Kritik an „Human Rights“-Botschaft der Nationalelf: Besser eine Meinung als keine

Ist es heuchlerisch, wenn die Nationalmannschaft für Menschenrechte wirbt? Mag sein. Trotzdem kann die Botschaft Wirkung entfalten. Ein Kommentar.

Ein Kommentar von Stefan Hermanns

Sechstausendfünfhundert Arbeitsmigranten sind laut Medienberichten in Katar ums Leben gekommen, seitdem das Emirat am Golf im Jahr 2010 den Zuschlag für die Fußball-Weltmeisterschaft 2022 erhalten hat. 6500. Das ist eine monströse Zahl, die jede Kritik an der WM-Vergabe durch den Weltverband Fifa, aber auch an dem Land selbst nicht nur rechtfertigt, sondern geradezu herausfordert.

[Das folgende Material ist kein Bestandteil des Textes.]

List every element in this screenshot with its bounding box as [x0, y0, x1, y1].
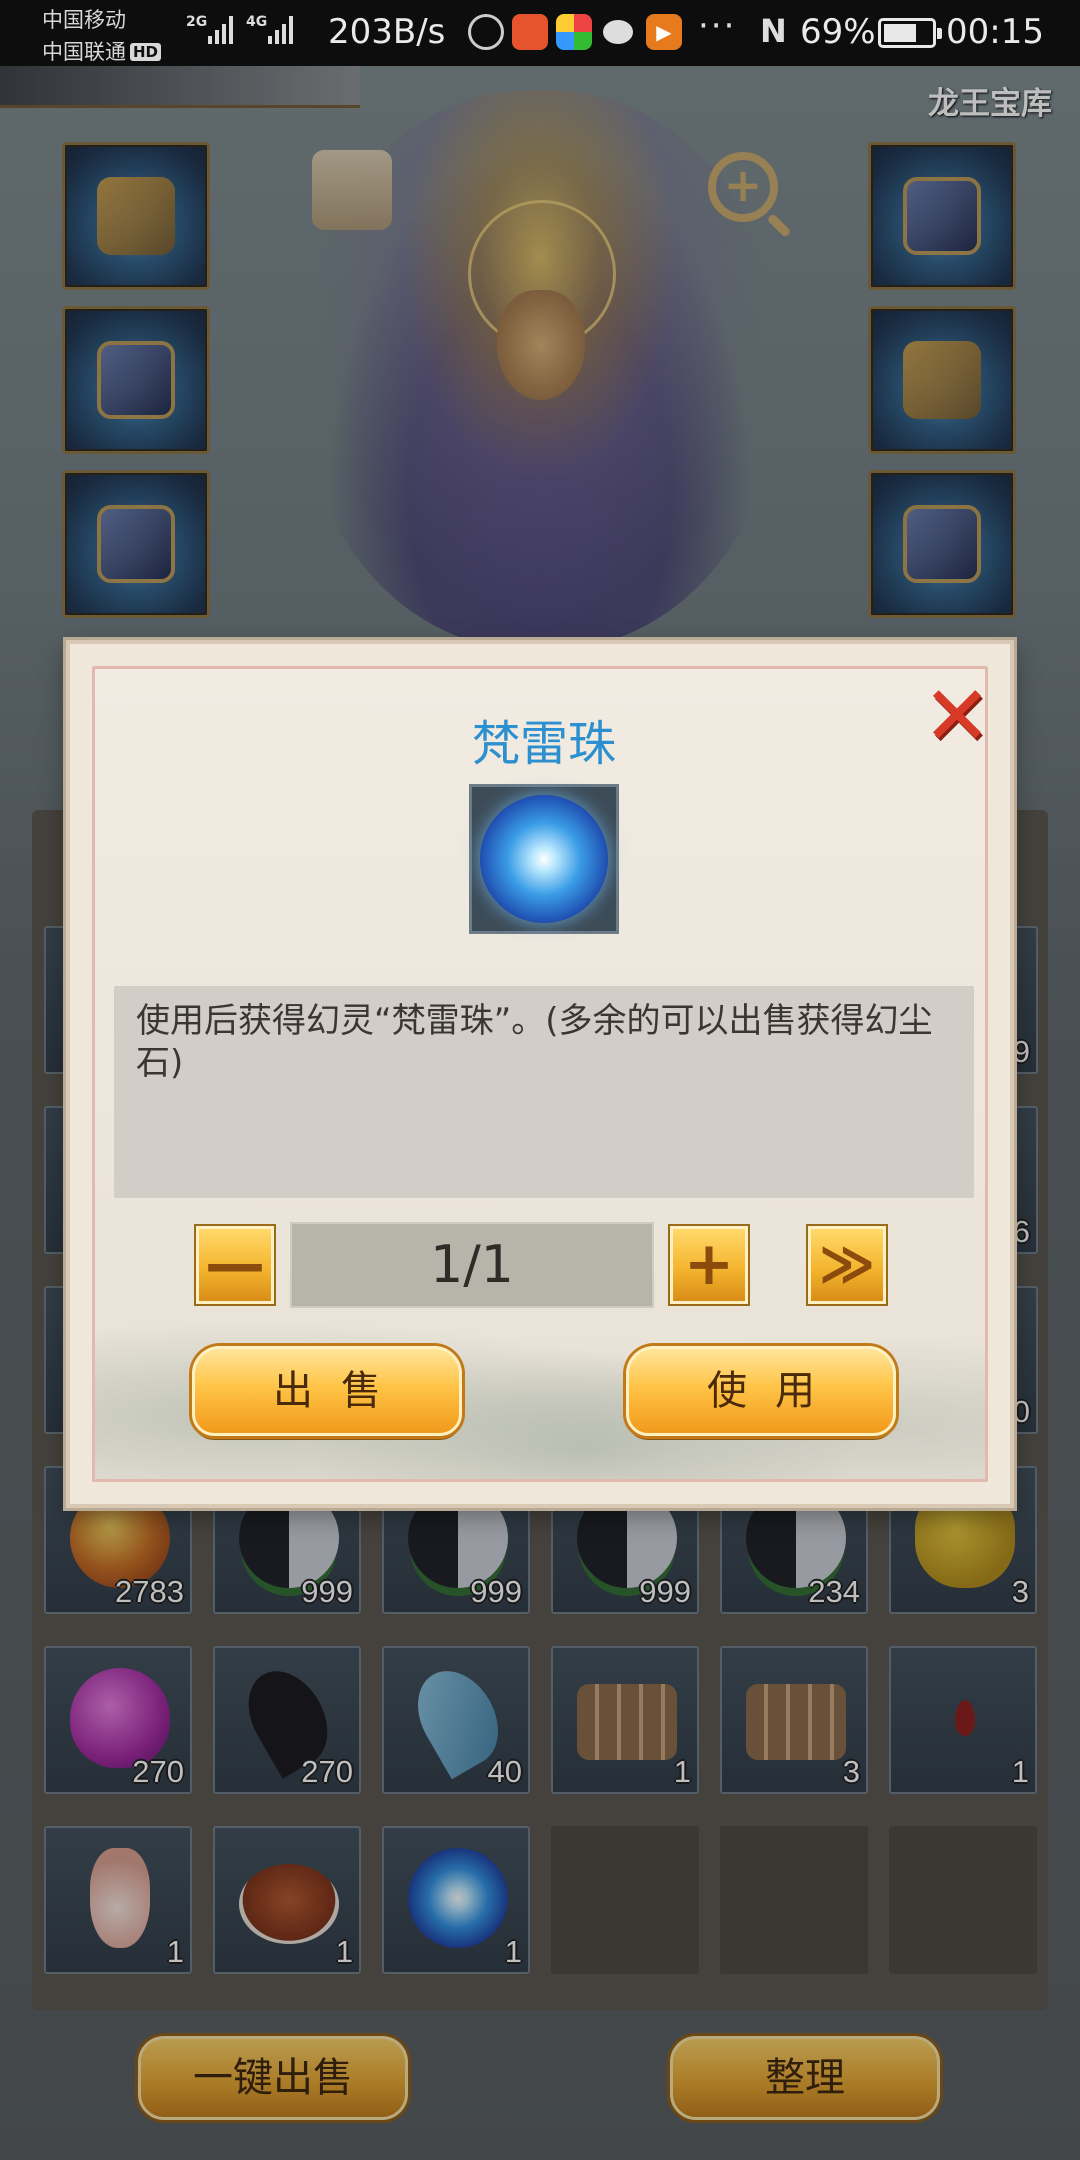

Insofern lässt sich wenig sagen gegen die Aktion der deutschen Nationalspieler, die am Donnerstag vor ihrem ersten Spiel in der WM-Qualifikation auf die Bedeutung der Menschenrechte hinweisen sollte. In echter Handarbeit hatten die Elitefußballer sich weiße Buchstaben auf schwarze T-Shirts gepinselt, die kurz vor dem Anpfiff und damit für die ganze Welt sichtbar den Begriff „Human Rights“ bildeten.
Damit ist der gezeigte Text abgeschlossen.